Ponce Inlet is small, but its park system covers a genuine range: Ponce Preserve is the town’s 41-acre flagship, stretching from the Atlantic Ocean to the Halifax River around the ancient Green Mound shell midden. Kay & Ayres Davies Lighthouse Park sits in the shadow of the historic lighthouse itself, Timothy Pollard Memorial Park covers courts and a playground, and Timucuan Oaks Garden offers a quieter walk through marine hammock and salt marsh. Add in the county-run Lighthouse Point Park, with its jetty and dog-friendly beach, and Winterhaven Park, and this small town has more genuine variety than its size suggests.

Key takeaways

Ponce Inlet sits at the very southern tip of the Daytona Beach peninsula, where the Halifax River meets the Atlantic Ocean, and its park system reflects that geography, water on nearly every side. The town directly maintains four parks, and two more, run by Volusia County, sit within town limits. Here’s an honest look at the ones worth knowing.

Ponce Preserve

The town’s largest park at roughly 41 acres, Ponce Preserve stretches from the Atlantic Ocean all the way to the Halifax River. At its heart is the Green Mound State Archaeological Site, an ancient Native American shell midden built up between roughly 800 and 1600 CE, once more than 50 feet tall before erosion and early road construction reduced it. The park has two nature-themed playgrounds, a covered picnic pavilion, a restroom facility, elevated boardwalks, hiking trails, fitness stations, and observation towers, along with places to launch a canoe or kayak toward the Halifax River.

Kay & Ayres Davies Lighthouse Park

A 3-acre park carved out of what was originally a 10-acre light station property, sitting right in the shadow of the historic Ponce de Leon Inlet Lighthouse. It has a public playground, picnic tables, a Veteran’s Memorial, a covered gazebo available for group events through the town, and a public restroom, a genuinely central, walkable spot for anyone visiting the lighthouse itself.

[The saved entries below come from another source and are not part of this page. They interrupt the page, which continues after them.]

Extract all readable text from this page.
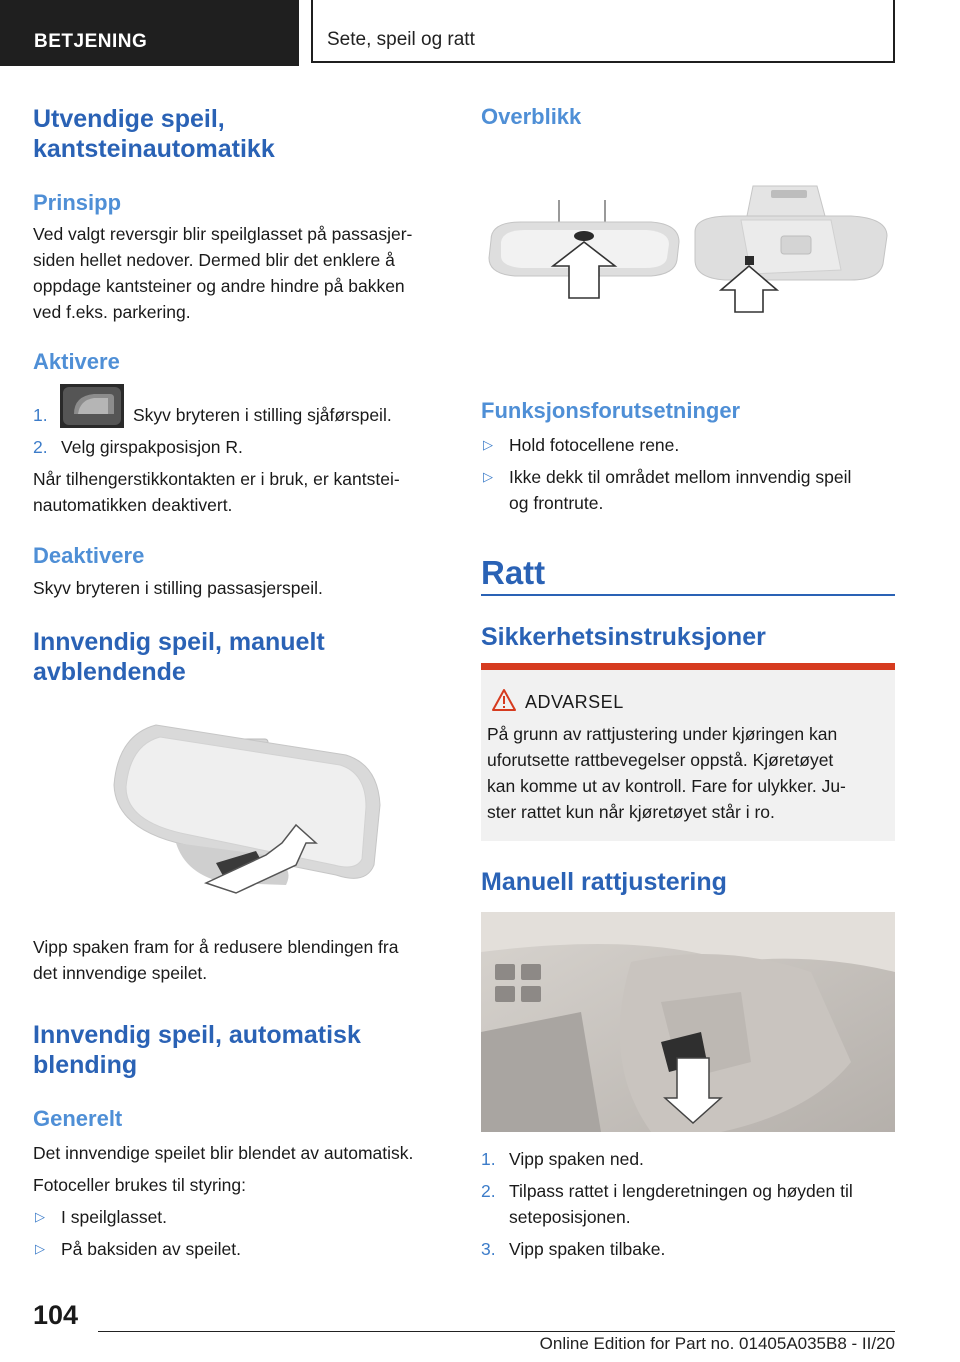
BETJENING	Sete, speil og ratt
Utvendige speil, kantsteinautomatikk
Prinsipp
Ved valgt reversgir blir speilglasset på passasjer-
siden hellet nedover. Dermed blir det enklere å
oppdage kantsteiner og andre hindre på bakken
ved f.eks. parkering.
Aktivere
1.	Skyv bryteren i stilling sjåførspeil.
2. Velg girspakposisjon R.
Når tilhengerstikkontakten er i bruk, er kantstei-
nautomatikken deaktivert.
Deaktivere
Skyv bryteren i stilling passasjerspeil.
Innvendig speil, manuelt avblendende
Vipp spaken fram for å redusere blendingen fra
det innvendige speilet.
Innvendig speil, automatisk blending
Generelt
Det innvendige speilet blir blendet av automatisk.
Fotoceller brukes til styring:
▷ I speilglasset.
▷ På baksiden av speilet.
Overblikk
Funksjonsforutsetninger
▷ Hold fotocellene rene.
▷ Ikke dekk til området mellom innvendig speil
og frontrute.
Ratt
Sikkerhetsinstruksjoner
ADVARSEL
På grunn av rattjustering under kjøringen kan
uforutsette rattbevegelser oppstå. Kjøretøyet
kan komme ut av kontroll. Fare for ulykker. Ju-
ster rattet kun når kjøretøyet står i ro.
Manuell rattjustering
1. Vipp spaken ned.
2. Tilpass rattet i lengderetningen og høyden til
seteposisjonen.
3. Vipp spaken tilbake.
104
Online Edition for Part no. 01405A035B8 - II/20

Timothy Pollard Memorial Park

Dedicated in memory of a former Ponce Inlet police officer, this park sits adjacent to the Ponce Inlet Fire Department and is built around active recreation, basketball, tennis, and pickleball courts, along with a playground for younger kids. It’s the town’s go-to spot for anyone wanting courts rather than sand or trails.

Timucuan Oaks Garden

About two miles north of the lighthouse and museum, Timucuan Oaks Garden is a quieter, more old-Florida stop, natural hardwood marine hammock, salt marsh, and mangrove swamp, laced with well-maintained nature trails and an elevated boardwalk over the wetlands. Visitors can fish or launch a canoe or kayak on Daggett Creek from here as well.

Lighthouse Point Park

A 52-acre park managed by Volusia County at the southern tip of the barrier island, where the Halifax River meets the Atlantic. It has elevated wooden boardwalks, restrooms, reservable picnic pavilions, a nature trail leading to an observation tower over the river, an 800-foot jetty deck, and a dog-friendly swimming beach. More than 220 bird species have been recorded here, and dolphins, manatees, and sea turtles are regularly spotted from the jetty. There’s a daily vehicle entrance fee, with an annual Volusia County beach pass available for frequent visitors.

Winterhaven Park

A smaller, 1.3-acre county-managed beachfront park with free admission, restrooms, freshwater showers, picnic tables, BBQ grills, and a handicap-accessible boardwalk to the beach. Driving isn’t allowed on the sand here, which makes it one of the quieter, more family-friendly beach access points along this stretch of coast.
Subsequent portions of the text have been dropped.